The “Government District” in Vaduz had been the object of urban planning activities as recently as the late 1980s - on that occasion Luigi Snozzi won with his “Polis” submission in which he lent the ensemble comprising the National Museum, the Administrator’s House and the “Great House” a structural framework as the seat of government. The flank of the adjoining castle hill was to be framed by a curving structure and the public buildings - St. Florin being added later - were to be linked by a newly fashioned square. The present draft takes up these basic themes and - in part at least - retraces Snozzi’s “spatial hillside” in the curving body of the administrative wing. The “High House” is an archetypal house on the outside yet, with its round table, clearly advocates assembly “around a centre” on the inside. It stands self-confidently next to the government building in a form of composite materiality that nevertheless has a monolithic effect.
Rainer Schützeichel
The origination of a timeless primal form
The “Great House” of the government executive already constituted one of the three democratic powers of State. A High House for the legislative parliament accordingly needed to represent the other pole in the government district intended for Liechtenstein in no uncertain manner. The High House has in the process symbolically acquired the same height as the Great House. It is also designed to embody this outstanding role meaningfully and self-sufficiently - much in the way many an old town hall still today stands for the self-assurance of the citizenry in wealthy merchant towns and needs to be little more than the primal form of a house to achieve this.

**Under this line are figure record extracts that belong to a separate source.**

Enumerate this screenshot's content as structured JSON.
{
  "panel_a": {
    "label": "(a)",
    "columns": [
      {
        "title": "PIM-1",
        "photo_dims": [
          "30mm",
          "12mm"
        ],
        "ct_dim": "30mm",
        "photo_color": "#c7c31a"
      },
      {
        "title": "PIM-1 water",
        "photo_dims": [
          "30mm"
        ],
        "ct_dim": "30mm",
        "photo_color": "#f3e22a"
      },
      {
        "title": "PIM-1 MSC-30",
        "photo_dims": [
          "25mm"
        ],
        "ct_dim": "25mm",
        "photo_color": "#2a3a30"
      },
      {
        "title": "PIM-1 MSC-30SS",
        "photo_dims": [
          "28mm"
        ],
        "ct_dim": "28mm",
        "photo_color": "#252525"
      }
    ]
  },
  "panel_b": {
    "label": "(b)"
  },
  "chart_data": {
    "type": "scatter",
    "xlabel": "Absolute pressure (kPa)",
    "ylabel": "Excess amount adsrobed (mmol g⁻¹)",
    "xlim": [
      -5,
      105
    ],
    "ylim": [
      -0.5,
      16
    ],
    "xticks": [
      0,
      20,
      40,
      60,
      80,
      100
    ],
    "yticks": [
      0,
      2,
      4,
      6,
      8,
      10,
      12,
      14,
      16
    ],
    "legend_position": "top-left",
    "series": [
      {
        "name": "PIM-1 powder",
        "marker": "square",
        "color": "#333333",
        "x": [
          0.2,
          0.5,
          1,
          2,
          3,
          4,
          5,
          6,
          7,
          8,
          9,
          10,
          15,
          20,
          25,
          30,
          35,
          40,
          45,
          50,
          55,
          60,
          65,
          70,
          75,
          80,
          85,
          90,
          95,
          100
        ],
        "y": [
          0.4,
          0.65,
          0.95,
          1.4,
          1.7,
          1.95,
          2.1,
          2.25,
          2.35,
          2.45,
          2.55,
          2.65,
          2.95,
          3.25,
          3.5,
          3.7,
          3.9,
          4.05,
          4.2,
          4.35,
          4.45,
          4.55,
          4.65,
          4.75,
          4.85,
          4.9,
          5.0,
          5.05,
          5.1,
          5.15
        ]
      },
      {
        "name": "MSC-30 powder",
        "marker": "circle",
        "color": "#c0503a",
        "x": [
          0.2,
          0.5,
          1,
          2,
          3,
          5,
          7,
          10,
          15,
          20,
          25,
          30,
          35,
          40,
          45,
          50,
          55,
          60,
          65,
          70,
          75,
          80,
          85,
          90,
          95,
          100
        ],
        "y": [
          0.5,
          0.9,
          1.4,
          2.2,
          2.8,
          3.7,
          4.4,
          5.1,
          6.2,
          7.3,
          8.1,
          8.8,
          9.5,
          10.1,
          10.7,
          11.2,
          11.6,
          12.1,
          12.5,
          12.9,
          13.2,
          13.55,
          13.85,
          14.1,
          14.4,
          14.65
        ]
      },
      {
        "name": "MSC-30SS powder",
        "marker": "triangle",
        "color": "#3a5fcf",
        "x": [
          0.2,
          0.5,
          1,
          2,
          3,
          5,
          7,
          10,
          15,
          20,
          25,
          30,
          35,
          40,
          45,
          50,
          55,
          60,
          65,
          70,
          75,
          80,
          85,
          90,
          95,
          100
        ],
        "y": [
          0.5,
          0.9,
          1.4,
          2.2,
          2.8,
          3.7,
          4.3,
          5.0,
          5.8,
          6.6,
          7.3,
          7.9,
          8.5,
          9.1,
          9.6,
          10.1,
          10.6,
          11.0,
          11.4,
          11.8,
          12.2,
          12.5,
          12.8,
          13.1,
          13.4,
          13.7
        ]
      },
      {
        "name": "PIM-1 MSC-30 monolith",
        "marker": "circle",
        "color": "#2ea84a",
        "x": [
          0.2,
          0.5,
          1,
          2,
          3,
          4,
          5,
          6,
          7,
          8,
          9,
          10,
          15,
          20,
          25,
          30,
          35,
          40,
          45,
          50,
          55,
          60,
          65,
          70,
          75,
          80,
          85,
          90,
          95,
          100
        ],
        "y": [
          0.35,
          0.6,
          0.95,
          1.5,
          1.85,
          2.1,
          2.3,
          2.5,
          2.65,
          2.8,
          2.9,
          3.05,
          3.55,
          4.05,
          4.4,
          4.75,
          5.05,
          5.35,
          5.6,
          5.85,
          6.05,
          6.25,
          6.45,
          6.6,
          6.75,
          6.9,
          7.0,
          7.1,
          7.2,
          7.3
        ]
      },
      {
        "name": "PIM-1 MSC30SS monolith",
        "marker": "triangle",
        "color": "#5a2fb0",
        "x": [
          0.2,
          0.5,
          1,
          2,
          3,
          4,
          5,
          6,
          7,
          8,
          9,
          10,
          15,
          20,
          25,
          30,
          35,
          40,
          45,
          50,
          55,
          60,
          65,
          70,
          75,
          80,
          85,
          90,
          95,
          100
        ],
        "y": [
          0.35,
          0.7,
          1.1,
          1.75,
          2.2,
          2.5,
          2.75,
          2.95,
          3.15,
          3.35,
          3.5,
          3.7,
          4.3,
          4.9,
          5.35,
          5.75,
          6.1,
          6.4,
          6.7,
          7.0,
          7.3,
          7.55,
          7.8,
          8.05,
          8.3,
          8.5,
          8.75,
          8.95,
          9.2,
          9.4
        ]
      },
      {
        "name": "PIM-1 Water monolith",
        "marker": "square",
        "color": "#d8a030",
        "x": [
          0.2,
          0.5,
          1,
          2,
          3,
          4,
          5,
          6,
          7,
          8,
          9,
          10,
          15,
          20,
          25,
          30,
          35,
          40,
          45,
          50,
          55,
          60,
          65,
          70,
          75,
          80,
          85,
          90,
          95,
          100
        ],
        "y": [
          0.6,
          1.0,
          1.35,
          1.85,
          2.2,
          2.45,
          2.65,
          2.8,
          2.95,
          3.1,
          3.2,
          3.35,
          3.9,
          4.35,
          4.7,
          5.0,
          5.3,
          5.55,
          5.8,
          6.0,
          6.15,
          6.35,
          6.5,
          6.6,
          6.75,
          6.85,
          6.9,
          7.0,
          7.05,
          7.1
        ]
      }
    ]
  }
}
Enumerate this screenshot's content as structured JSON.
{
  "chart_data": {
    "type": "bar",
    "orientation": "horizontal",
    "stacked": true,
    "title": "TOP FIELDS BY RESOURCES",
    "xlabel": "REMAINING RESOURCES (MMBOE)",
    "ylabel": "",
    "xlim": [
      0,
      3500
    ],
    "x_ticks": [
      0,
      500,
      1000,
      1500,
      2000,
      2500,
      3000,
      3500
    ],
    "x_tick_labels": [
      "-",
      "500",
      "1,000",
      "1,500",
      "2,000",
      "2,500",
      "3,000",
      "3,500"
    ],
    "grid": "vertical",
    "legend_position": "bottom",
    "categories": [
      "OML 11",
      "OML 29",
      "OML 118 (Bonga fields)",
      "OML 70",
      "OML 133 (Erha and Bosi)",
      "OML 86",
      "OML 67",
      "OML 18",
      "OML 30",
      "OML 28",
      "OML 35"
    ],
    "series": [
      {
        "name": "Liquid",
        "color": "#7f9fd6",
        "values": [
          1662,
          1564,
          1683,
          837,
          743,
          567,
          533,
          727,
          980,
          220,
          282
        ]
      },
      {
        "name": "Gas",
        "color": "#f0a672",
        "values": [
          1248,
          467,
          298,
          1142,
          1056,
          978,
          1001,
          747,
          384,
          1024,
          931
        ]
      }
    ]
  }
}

Functioning as the “first house on the square”, indeed the “first house in the country” - imbuing the government district with a quarter’s cohesive texture - puts a great onus on a building that strikingly displays itself as an individual entity and one of the powers of State whilst simultaneously framing and fitting in with the community of monuments - the civitas, the municipality and the res publica - in order to merge the existing and the coming into the forum, into a small agora. What is called for is the best convention, not that which is opportune. It’s all about common sense as opposed to special effects. This approach presumes that, as well as having to serve functions, buildings also define long periods of time and in the process create places, form communities and incorporate the spirit of all involved.
Despite Luigi Snozzi’s parliament project having been rejected in a referendum conducted in 1991, his bold masterplan conceived in 1987 has been regarded as the goal of turning the little city into a government district ever since. This unredeemed opportunity for a first State and, indeed, urban centre was almost exclusively squandered in favour of stand-alones in the competition. The thrust of the latter project, by contrast, is towards a new, spatially liveable “National Forum” as a counterpoint to the urban centre at the city hall that fuses fragments of historical monuments with new clean-lined elements of like scale, materials and monochromatics.
As Petra Kiphoff of the German weekly Die Zeit argues, “In a place where just everything strives to be special, there will be nothing special to find at all in the end.” Our structure does not seek to egocentrically, formalistically, exaggeratedly add to the despotism of stand-alones but endeavours, rather, to bring clarity through a feel for scale, space, light and material to the structural embodiment of harmony between fundamental forms of rootedness and overarching correlations. But working in such a vein inevitably means being out of touch with the times these days - or, to quote Nietzsche, nothing less than having to show “the resolve to think and act within time yet against time and for a future time”. Such a remit - serving in a special manner - calls for the clearest example, after all. Into this context, therefore, clear elements are set: the Long House functions as the “serving” wing of the internal areas forming a backdrop along the base of the hill, the High House as the “served” principal of the public plenum in the foreground, and the Great Gardens as a fenced-in showpiece framing the individual monuments referred to.
The beaded trail of individual historical typologies that is so typical of the city continues through the High House. The unfussy poignancy of its primal form is thus an expression, in timelessly elemental form, of the self-evidence, body politic and significance of a national parliament as a citizens’ plenum in a prosperous mountain country. A larger-scale merging into a liveable ensemble as a kind of collage urbain will occur in front of the building. It will ultimately only be within this framework that the enclosed spatial centre of a celebratory square will take shape as the “Great National Forum” in the government district.